I am a Family Practice physician in Washington State. The most frequent reason I authorize medical marijuana to my patients is to relieve intractable pain. Many of my patients had been using pharmaceutical opioids (such as OxyContin), which can have undesirable side effects such as severe constipation, nausea, and addiction. By using medical marijuana instead of opioids, they have been able to decrease and even stop their opioid use. For instance, my patient Beverly* was riding her bicycle when she was struck by a car, which fractured her pelvis and both legs. Three years later, she was still using OxyContin to manage her severe pain. After I prescribed her medical marijuana, she was able to decrease her painkiller usage from six pills a day to just one.

OxyContin addiction is extremely serious. Once you stop using, symptoms include itching, sleeplessness, paranoia, and a strong fear of impending death. At this point, many people will seek relief by using heroin, so the medical marijuana option is a huge benefit that may prevent people from experimenting with heroin and other opiates. Use of medical marijuana stops the symptoms of withdrawal at the same time as it diminishes intractable pain.

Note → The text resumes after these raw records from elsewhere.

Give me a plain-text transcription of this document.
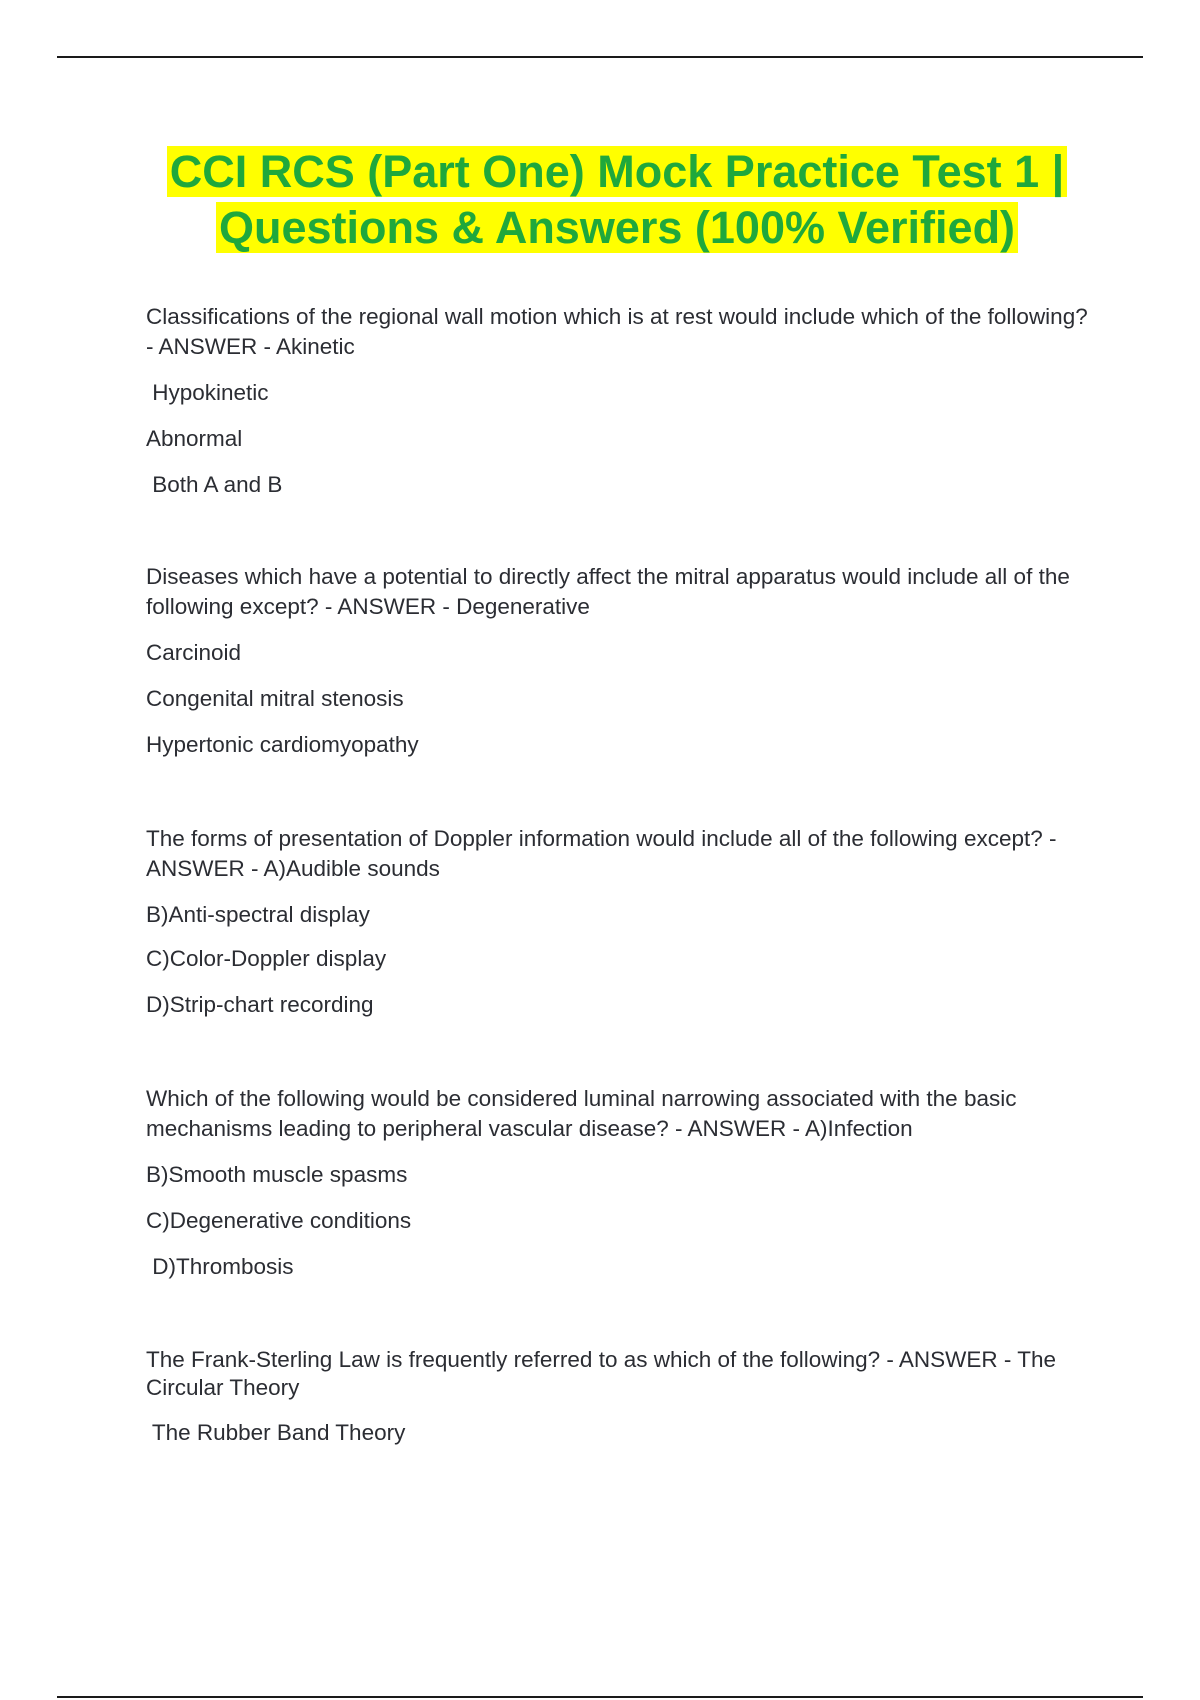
CCI RCS (Part One) Mock Practice Test 1 | Questions & Answers (100% Verified)

Classifications of the regional wall motion which is at rest would include which of the following? - ANSWER - Akinetic

Hypokinetic

Abnormal

Both A and B

Diseases which have a potential to directly affect the mitral apparatus would include all of the following except? - ANSWER - Degenerative

Carcinoid

Congenital mitral stenosis

Hypertonic cardiomyopathy

The forms of presentation of Doppler information would include all of the following except? - ANSWER - A)Audible sounds

B)Anti-spectral display

C)Color-Doppler display

D)Strip-chart recording

Which of the following would be considered luminal narrowing associated with the basic mechanisms leading to peripheral vascular disease? - ANSWER - A)Infection

B)Smooth muscle spasms

C)Degenerative conditions

D)Thrombosis

The Frank-Sterling Law is frequently referred to as which of the following? - ANSWER - The Circular Theory

The Rubber Band Theory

Another reason I sometimes authorize medical marijuana is for nausea. Just last week, Stephen* came into my office to obtain an authorization. He had recently been diagnosed with lung cancer and was undergoing chemotherapy, which left him extremely nauseated and with no appetite. I recommended that he obtain a marijuana strain developed to help both conditions. He called my office yesterday to tell me that his nausea was completely gone, he was enjoying his meals again, and he was gaining back the weight he had lost.

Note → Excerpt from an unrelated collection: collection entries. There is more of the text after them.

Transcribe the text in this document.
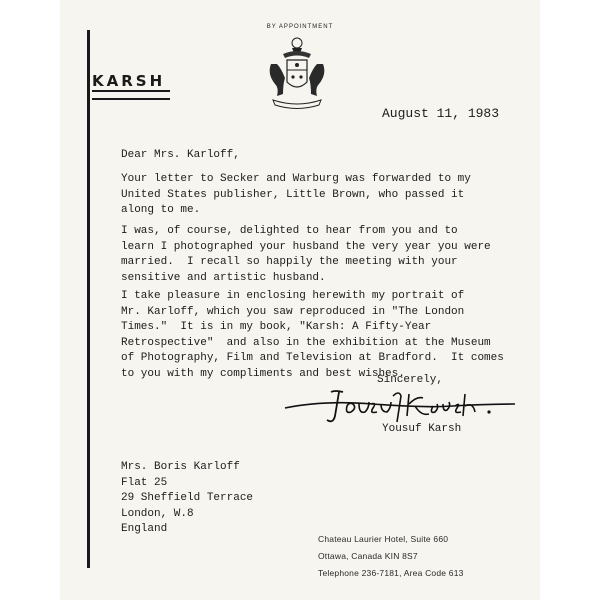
KARSH
BY APPOINTMENT
August 11, 1983
Dear Mrs. Karloff,
Your letter to Secker and Warburg was forwarded to my
United States publisher, Little Brown, who passed it
along to me.
I was, of course, delighted to hear from you and to
learn I photographed your husband the very year you were
married.  I recall so happily the meeting with your
sensitive and artistic husband.
I take pleasure in enclosing herewith my portrait of
Mr. Karloff, which you saw reproduced in "The London
Times."  It is in my book, "Karsh: A Fifty-Year
Retrospective"  and also in the exhibition at the Museum
of Photography, Film and Television at Bradford.  It comes
to you with my compliments and best wishes.
Sincerely,
Yousuf Karsh
Mrs. Boris Karloff
Flat 25
29 Sheffield Terrace
London, W.8
England
Chateau Laurier Hotel, Suite 660
Ottawa, Canada KIN 8S7
Telephone 236-7181, Area Code 613
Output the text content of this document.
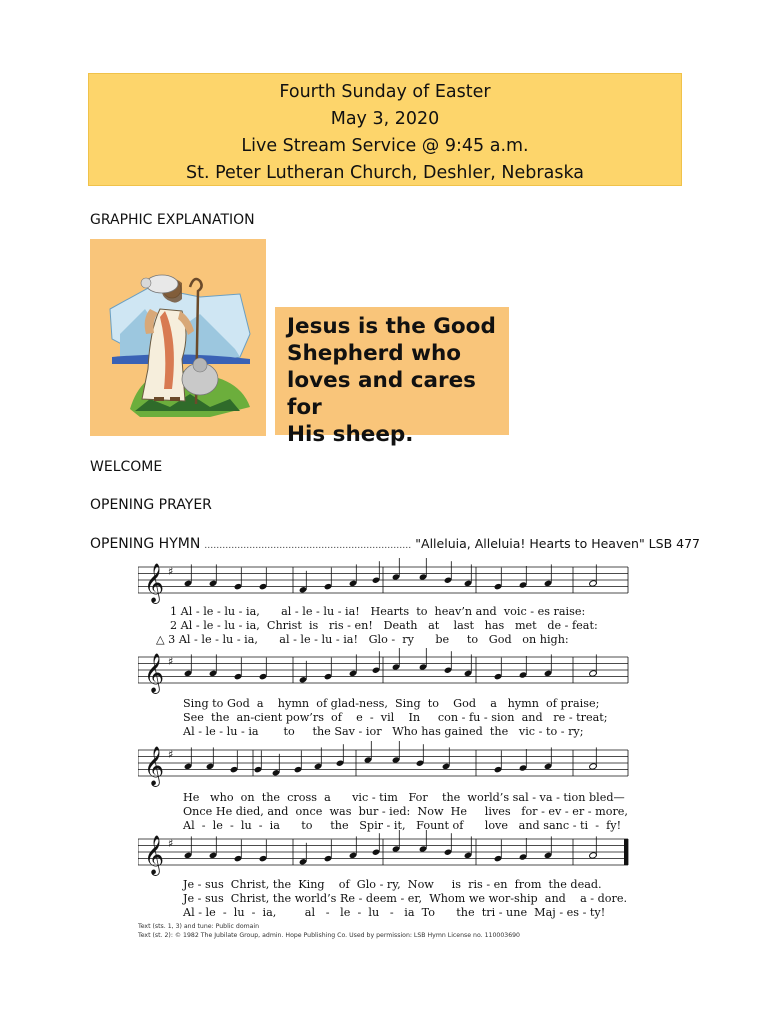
Fourth Sunday of Easter
May 3, 2020
Live Stream Service @ 9:45 a.m.
St. Peter Lutheran Church, Deshler, Nebraska
GRAPHIC EXPLANATION
Jesus is the Good
Shepherd who
loves and cares for
His sheep.
WELCOME
OPENING PRAYER
OPENING HYMN …………………………………………………………… "Alleluia, Alleluia! Hearts to Heaven" LSB 477
𝄞 ♯
𝄞 ♯
𝄞 ♯
𝄞 ♯
1 Al - le - lu - ia,      al - le - lu - ia!   Hearts  to  heav’n and  voic - es raise:
2 Al - le - lu - ia,  Christ  is   ris - en!   Death   at    last   has   met   de - feat:
△ 3 Al - le - lu - ia,      al - le - lu - ia!   Glo -  ry      be     to   God   on high:
Sing to God  a    hymn  of glad-ness,  Sing  to    God    a   hymn  of praise;
See  the  an-cient pow’rs  of    e  -  vil    In     con - fu - sion  and   re - treat;
Al - le - lu - ia       to     the Sav - ior   Who has gained  the   vic - to - ry;
He   who  on  the  cross  a      vic - tim   For    the  world’s sal - va - tion bled—
Once He died, and  once  was  bur - ied:  Now  He     lives   for - ev - er - more,
Al  -  le  -  lu  -  ia      to     the   Spir - it,   Fount of      love   and sanc - ti  -  fy!
Je - sus  Christ, the  King    of  Glo - ry,  Now     is  ris - en  from  the dead.
Je - sus  Christ, the world’s Re - deem - er,  Whom we wor-ship  and    a - dore.
Al - le  -  lu  -  ia,        al   -   le  -  lu   -   ia  To      the  tri - une  Maj - es - ty!
Text (sts. 1, 3) and tune: Public domain
Text (st. 2): © 1982 The Jubilate Group, admin. Hope Publishing Co. Used by permission: LSB Hymn License no. 110003690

Medical marijuana is also effective in relieving the nausea experienced by HIV and migraine patients. However, it is not to be used during pregnancy, as it might negatively affect the developing fetus.

The number of conditions that medical marijuana can alleviate is extraordinary.  My 69 year-old patient, John David*, was diagnosed with glaucoma two years ago. His ophthalmologist prescribed him the appropriate eye drops, but after several weeks of use, he found the drops irritated his eyes. He stopped using them and began using a specific strain of marijuana instead. When his doctor tested his eye pressure, he found that it was in a normal range. My patient Betsy* was diagnosed with MS when she was 46. She has been using a strain of medical cannabis that alleviates her symptoms, and she has had no progression of her disease in several years. Eric* returned from Afghanistan and was diagnosed with severe PTSD. He has found that medical marijuana reduces his symptoms so that he can function normally.

Unfortunately in Seattle, where I practice, it has become much more difficult for patients to obtain the medical marijuana they need, even after I authorize it. The closing of medical marijuana dispensaries has deprived patients of the knowledgeable staff who are able to recommend the most effective new strains for various conditions.

Furthermore, since July 1, 2016, patients must pay a high excise tax for their cannabis medicine. Many of my patients live in poverty and rely on social security benefits; these costs are prohibitive. By enacting SB5052, which raised the tax on medical marijuana from zero to 37.5%, the Washington State legislature has forced them to seek non-regulated black-market cannabis, with deleterious results to their health (the ratios of CBD-to-THC are no longer precise) and added risk of arrest. These patients are being denied safe access to specific strains. I hope the government will remove the restrictions it has imposed on this multipurpose medicinal plant.

When penicillin was first discovered, it was hailed as a wonder drug because it was safe, cheap and effective in treating many different conditions. Lester Grinspoon, Associate Professor Emeritus of Psychiatry at Harvard Medical School, writes that “marijuana, for the same three reasons, will eventually be hailed as a wonder medicine.”

Kaaren Nichols, MD, has practiced medicine in the Seattle area for over 35 years. She currently works at a clinic where she authorizes medical marijuana when appropriate.